A dog with adequate seizure control, but serum drug concentrations below the reported therapeutic range, does not require alteration of the drug dose, as this serum concentration may be sufficient for that individual. Generally, the desired serum AED concentration for individual patients should be the lowest possible concentration associated with >50 % reduction in seizure frequency or seizure-freedom and absence of intolerable adverse effects [23].
对于抽搐发作得到充分控制的,但血清药物浓度低于已报道的治疗范围的犬,不需要调整药物剂量,因为该血清浓度可能对该个体是足够的。一般来说,对于患病动物本身,理想的血清抗癫痫药物浓度应该是与抽搐发作频率减少>50%或无发作和无不可耐受的不良反应的相关的最低可能的浓度。

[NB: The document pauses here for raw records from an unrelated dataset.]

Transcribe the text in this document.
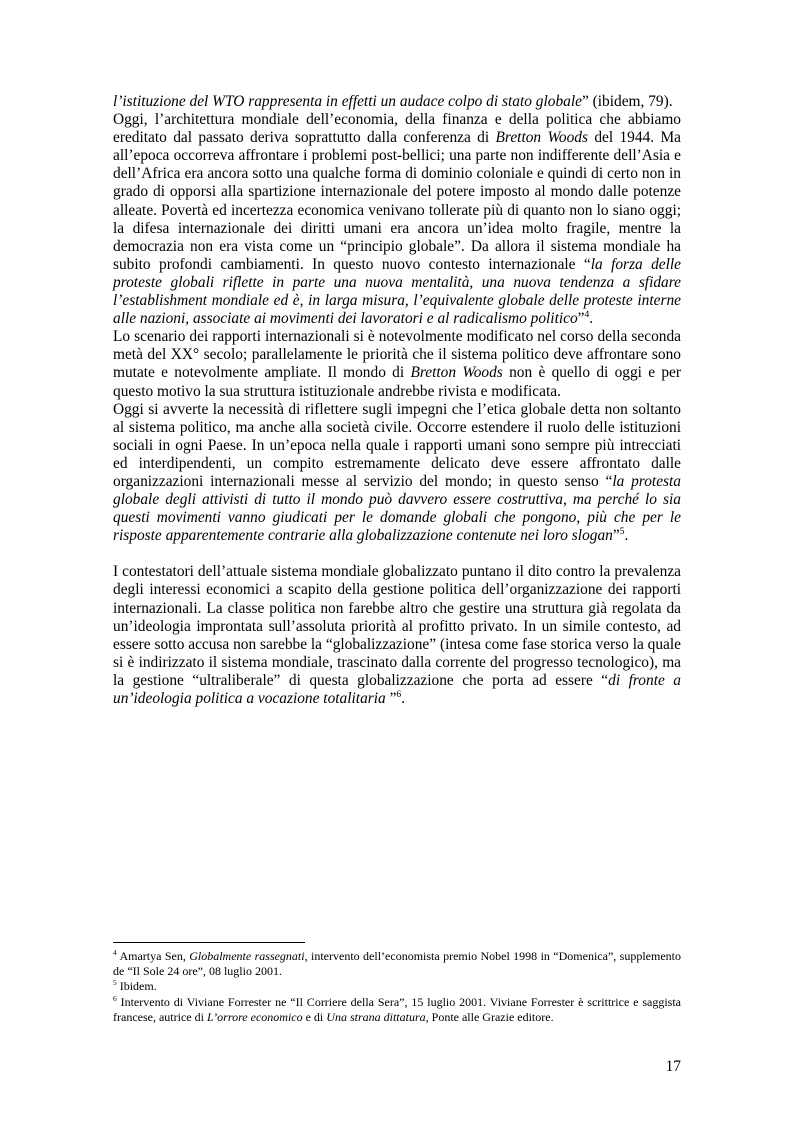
l’istituzione del WTO rappresenta in effetti un audace colpo di stato globale” (ibidem, 79).

Oggi, l’architettura mondiale dell’economia, della finanza e della politica che abbiamo ereditato dal passato deriva soprattutto dalla conferenza di Bretton Woods del 1944. Ma all’epoca occorreva affrontare i problemi post-bellici; una parte non indifferente dell’Asia e dell’Africa era ancora sotto una qualche forma di dominio coloniale e quindi di certo non in grado di opporsi alla spartizione internazionale del potere imposto al mondo dalle potenze alleate. Povertà ed incertezza economica venivano tollerate più di quanto non lo siano oggi; la difesa internazionale dei diritti umani era ancora un’idea molto fragile, mentre la democrazia non era vista come un “principio globale”. Da allora il sistema mondiale ha subito profondi cambiamenti. In questo nuovo contesto internazionale “la forza delle proteste globali riflette in parte una nuova mentalità, una nuova tendenza a sfidare l’establishment mondiale ed è, in larga misura, l’equivalente globale delle proteste interne alle nazioni, associate ai movimenti dei lavoratori e al radicalismo politico”$^4$.

Lo scenario dei rapporti internazionali si è notevolmente modificato nel corso della seconda metà del XX° secolo; parallelamente le priorità che il sistema politico deve affrontare sono mutate e notevolmente ampliate. Il mondo di Bretton Woods non è quello di oggi e per questo motivo la sua struttura istituzionale andrebbe rivista e modificata.

Oggi si avverte la necessità di riflettere sugli impegni che l’etica globale detta non soltanto al sistema politico, ma anche alla società civile. Occorre estendere il ruolo delle istituzioni sociali in ogni Paese. In un’epoca nella quale i rapporti umani sono sempre più intrecciati ed interdipendenti, un compito estremamente delicato deve essere affrontato dalle organizzazioni internazionali messe al servizio del mondo; in questo senso “la protesta globale degli attivisti di tutto il mondo può davvero essere costruttiva, ma perché lo sia questi movimenti vanno giudicati per le domande globali che pongono, più che per le risposte apparentemente contrarie alla globalizzazione contenute nei loro slogan”$^5$.

I contestatori dell’attuale sistema mondiale globalizzato puntano il dito contro la prevalenza degli interessi economici a scapito della gestione politica dell’organizzazione dei rapporti internazionali. La classe politica non farebbe altro che gestire una struttura già regolata da un’ideologia improntata sull’assoluta priorità al profitto privato. In un simile contesto, ad essere sotto accusa non sarebbe la “globalizzazione” (intesa come fase storica verso la quale si è indirizzato il sistema mondiale, trascinato dalla corrente del progresso tecnologico), ma la gestione “ultraliberale” di questa globalizzazione che porta ad essere “di fronte a un’ideologia politica a vocazione totalitaria ”$^6$.

$^4$ Amartya Sen, Globalmente rassegnati, intervento dell’economista premio Nobel 1998 in “Domenica”, supplemento de “Il Sole 24 ore”, 08 luglio 2001.

$^5$ Ibidem.

$^6$ Intervento di Viviane Forrester ne “Il Corriere della Sera”, 15 luglio 2001. Viviane Forrester è scrittrice e saggista francese, autrice di L’orrore economico e di Una strana dittatura, Ponte alle Grazie editore.

17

In animals with cluster seizures, status epilepticus or high seizure frequency, PB can be administered at a loading dose of 15−20 mg/kg IV, IM or PO divided in multiple doses of 3−5 mg/kg over 24−48h to obtain a therapeutic brain concentration quickly and then sustain it [10]. Serum PB concentrations can be measured 1−3 days after loading. Some authors load as soon as possible (over 40 to 60 min) and start with a loading dose of 10 to 12 mg/kg IV followed by two further boluses of 4 to 6 mg/kg 20 min apart.
在有丛集性抽搐发作、癫痫持续状态或高发作频率的动物中,苯巴比妥可在24 ~ 48小时内以15 ~ 20 mg/kg体重的负荷剂量静脉注射、肌肉注射或口服,但是需要分多次(3 ~ 5 mg/kg)给药,以迅速获得治疗性的脑内浓度,然后再持续维持[10]。这种情况下可在给药后1 - 3天后测定血清苯巴比妥浓度。一些作者会尽快负荷给药(40 ~ 60分钟),并以10 ~ 12 mg/kg体重的负荷剂量静脉给药,之后每间隔20分钟再次推注4 ~ 6 mg/kg体重的剂量。

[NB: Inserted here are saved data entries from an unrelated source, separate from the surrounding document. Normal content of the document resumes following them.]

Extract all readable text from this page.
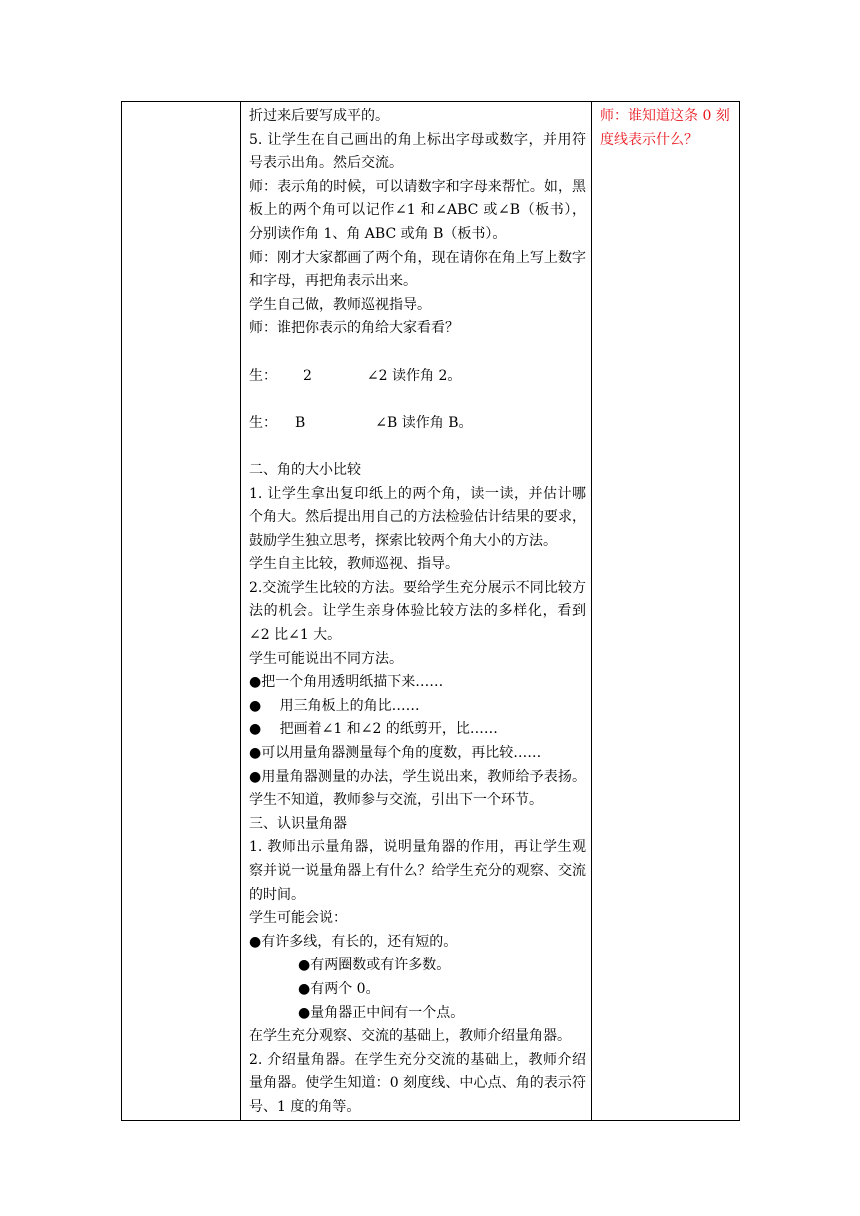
折过来后要写成平的。
5. 让学生在自己画出的角上标出字母或数字，并用符号表示出角。然后交流。
师：表示角的时候，可以请数字和字母来帮忙。如，黑板上的两个角可以记作∠1 和∠ABC 或∠B（板书），分别读作角 1、角 ABC 或角 B（板书）。
师：刚才大家都画了两个角，现在请你在角上写上数字和字母，再把角表示出来。
学生自己做，教师巡视指导。
师：谁把你表示的角给大家看看？
生： 2	∠2 读作角 2。
生： B	∠B 读作角 B。
二、角的大小比较
1. 让学生拿出复印纸上的两个角，读一读，并估计哪个角大。然后提出用自己的方法检验估计结果的要求，鼓励学生独立思考，探索比较两个角大小的方法。
学生自主比较，教师巡视、指导。
2.交流学生比较的方法。要给学生充分展示不同比较方法的机会。让学生亲身体验比较方法的多样化，看到∠2 比∠1 大。
学生可能说出不同方法。
●把一个角用透明纸描下来……
●　 用三角板上的角比……
●　 把画着∠1 和∠2 的纸剪开，比……
●可以用量角器测量每个角的度数，再比较……
●用量角器测量的办法，学生说出来，教师给予表扬。学生不知道，教师参与交流，引出下一个环节。
三、认识量角器
1. 教师出示量角器，说明量角器的作用，再让学生观察并说一说量角器上有什么？给学生充分的观察、交流的时间。
学生可能会说：
●有许多线，有长的，还有短的。
●有两圈数或有许多数。
●有两个 0。
●量角器正中间有一个点。
在学生充分观察、交流的基础上，教师介绍量角器。
2. 介绍量角器。在学生充分交流的基础上，教师介绍量角器。使学生知道：0 刻度线、中心点、角的表示符号、1 度的角等。

师：谁知道这条 0 刻度线表示什么？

Complete blood cell count, biochemical profile (including cholesterol and triglycerides), and bile acid stimulation test should be performed before starting PB treatment and periodically at 3 months and then every 6 months during treatment. In case of adequate seizure control, serum PB concentrations should be monitored every 6 months. If the dog is in remission or has no seizures, a periodical control every 12 months is advised.
苯巴比妥治疗前,应进行全血细胞计数、生化指标(包括胆固醇和甘油三酯)和胆汁酸刺激试验,开始治疗后3个月后检查一次,治疗期间每6个月检查一次。在抽搐发作得到充分控制的情况下,应每6个月监测一次血清苯巴比妥浓度。如果犬得到缓解或没有抽搐发作,建议定期控制每12个月检查一次。

Fig1

图1 其他方面均健康的犬的抽搐发作管理过程中的苯巴比妥治疗流程图。作者建议使用苯巴比妥开始(在优先选用苯巴比妥时,但使用后抽搐发作控制不充分,则加用溴化钾(图3)):在患特发性癫痫的犬中,经历反复单次全身性抽搐发作;特发性癫痫犬发生丛集性抽搐发作或癫痫持续状态;患有其他类型癫痫的犬。*关于疗效和耐受性方面充分控制抽搐发作的标准(见共识建议:犬猫癫痫治疗干预的结果[94])。

1. Treatment efficacious:
a: Achievement of complete treatment success (i.e. seizure freedom or extension of the interseizure interval to three times the longest pretreatment interseizure interval and for a minimum of three months (ideally > 1 year)
b: Achievement of partial treatment success (i.e. a reduction in seizure frequency including information on seizure incidence (usually at least 50 % or more reduction defines a drug responder), a reduction in seizure severity, or a reduction in frequency of seizure clusters and/or status epilepticus).
2. Treatment not tolerated i.e. appearance of severe adverse effects necessitating discontinuation of the AED
1 . 治疗有效性:
a:治疗完全成功(即,完全无抽搐发作,或三次抽搐发作的时间间隔至少3个月(理想情况下应>1年无发作)
b:治疗部分成功(即,抽搐发作的次数减少,包括抽搐发作概率(因药物作用减少了至少50%的情况出现),抽搐发作的严重程度减轻,或抽搐发作丛集的频率下降和/或抽搐持续状态减轻。